Five days later no call from abroad until yesterday when I saw an email from them. They were saying I am unreachable yet I have been on all the time. I replied to them without hesitation with the same number clarifying it was the number I was using for Apple ID verification. It didn’t take long before I got a call from California. A lady’s voice was not what I was expecting but I listened on and question after question I answered her but at times asked mine too.
Sadly enough she was not a developer to answer my developer-specific questions but I couldn’t help noticing these people were having a hard time understanding my app. I explained to her that my app shows lyrics of songs composed by members of our church in different dialects. I explained to her that the songs are not copyrighted in any way so we haven’t been needing to provide such. All the same, she still asked that I send a letter from one or more representatives of our churches explaining the same and also mentioning me in them.

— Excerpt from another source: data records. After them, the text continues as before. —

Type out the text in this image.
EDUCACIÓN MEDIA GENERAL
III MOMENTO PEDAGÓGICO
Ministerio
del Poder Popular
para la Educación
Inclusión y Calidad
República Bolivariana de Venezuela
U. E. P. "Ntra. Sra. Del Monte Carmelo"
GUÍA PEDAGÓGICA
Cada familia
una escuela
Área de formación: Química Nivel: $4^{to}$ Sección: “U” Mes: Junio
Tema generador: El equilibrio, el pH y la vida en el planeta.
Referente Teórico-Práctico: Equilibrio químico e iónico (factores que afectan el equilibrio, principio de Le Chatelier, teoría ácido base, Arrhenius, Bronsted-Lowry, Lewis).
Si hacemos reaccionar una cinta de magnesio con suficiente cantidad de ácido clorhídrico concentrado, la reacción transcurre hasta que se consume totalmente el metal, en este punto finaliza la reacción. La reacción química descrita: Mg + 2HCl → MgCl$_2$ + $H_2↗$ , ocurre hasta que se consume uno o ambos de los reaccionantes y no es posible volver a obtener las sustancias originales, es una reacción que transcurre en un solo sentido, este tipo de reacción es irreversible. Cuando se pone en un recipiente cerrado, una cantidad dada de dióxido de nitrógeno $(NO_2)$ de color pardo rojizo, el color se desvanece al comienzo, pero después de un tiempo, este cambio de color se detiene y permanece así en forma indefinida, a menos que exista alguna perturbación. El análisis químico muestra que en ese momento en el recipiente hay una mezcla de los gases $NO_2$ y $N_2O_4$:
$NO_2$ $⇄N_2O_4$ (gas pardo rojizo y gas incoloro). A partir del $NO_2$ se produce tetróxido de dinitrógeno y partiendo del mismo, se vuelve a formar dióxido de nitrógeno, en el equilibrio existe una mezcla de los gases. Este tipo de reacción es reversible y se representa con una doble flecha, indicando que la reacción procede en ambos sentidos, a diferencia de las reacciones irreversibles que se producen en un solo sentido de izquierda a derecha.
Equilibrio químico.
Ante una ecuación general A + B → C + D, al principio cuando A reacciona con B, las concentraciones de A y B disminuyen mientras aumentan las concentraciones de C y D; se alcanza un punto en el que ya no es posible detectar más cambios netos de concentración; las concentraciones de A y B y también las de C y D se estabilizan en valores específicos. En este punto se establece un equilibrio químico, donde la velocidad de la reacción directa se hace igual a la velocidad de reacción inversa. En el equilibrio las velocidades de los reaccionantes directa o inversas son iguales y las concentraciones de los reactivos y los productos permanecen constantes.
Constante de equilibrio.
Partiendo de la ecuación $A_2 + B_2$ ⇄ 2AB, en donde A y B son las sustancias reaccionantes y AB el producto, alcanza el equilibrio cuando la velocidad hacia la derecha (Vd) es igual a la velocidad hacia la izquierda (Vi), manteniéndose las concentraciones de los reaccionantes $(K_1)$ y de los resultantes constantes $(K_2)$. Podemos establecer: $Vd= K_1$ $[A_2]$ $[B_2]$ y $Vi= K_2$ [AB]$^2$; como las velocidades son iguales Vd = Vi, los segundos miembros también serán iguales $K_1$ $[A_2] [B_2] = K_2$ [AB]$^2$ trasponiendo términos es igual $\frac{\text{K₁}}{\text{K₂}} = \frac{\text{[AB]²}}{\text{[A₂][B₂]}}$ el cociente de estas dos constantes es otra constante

This morning I woke up looking for a few pastors supporting my initiative to write me a letter in their own words outlining how the songs have been composed over generations by members of our church and that the churches are using them in their worship and praise service. Also that they mention that I (Jackson Siro) took it upon myself from around 2016 to compile these songs in an app.
As we speak and in touch with quite several pastors to send me their letters/recommendations over the same so I can send it to the Apple people. At least that way they won’t reject my app on copyright issues. These people are just naive and keep thinking you are infringing on someone’s work even if it’s not copyrighted at all. Meanwhile am also finishing an update to push it together with the documents.
I tell you it’s not easy to publish apps for iOS!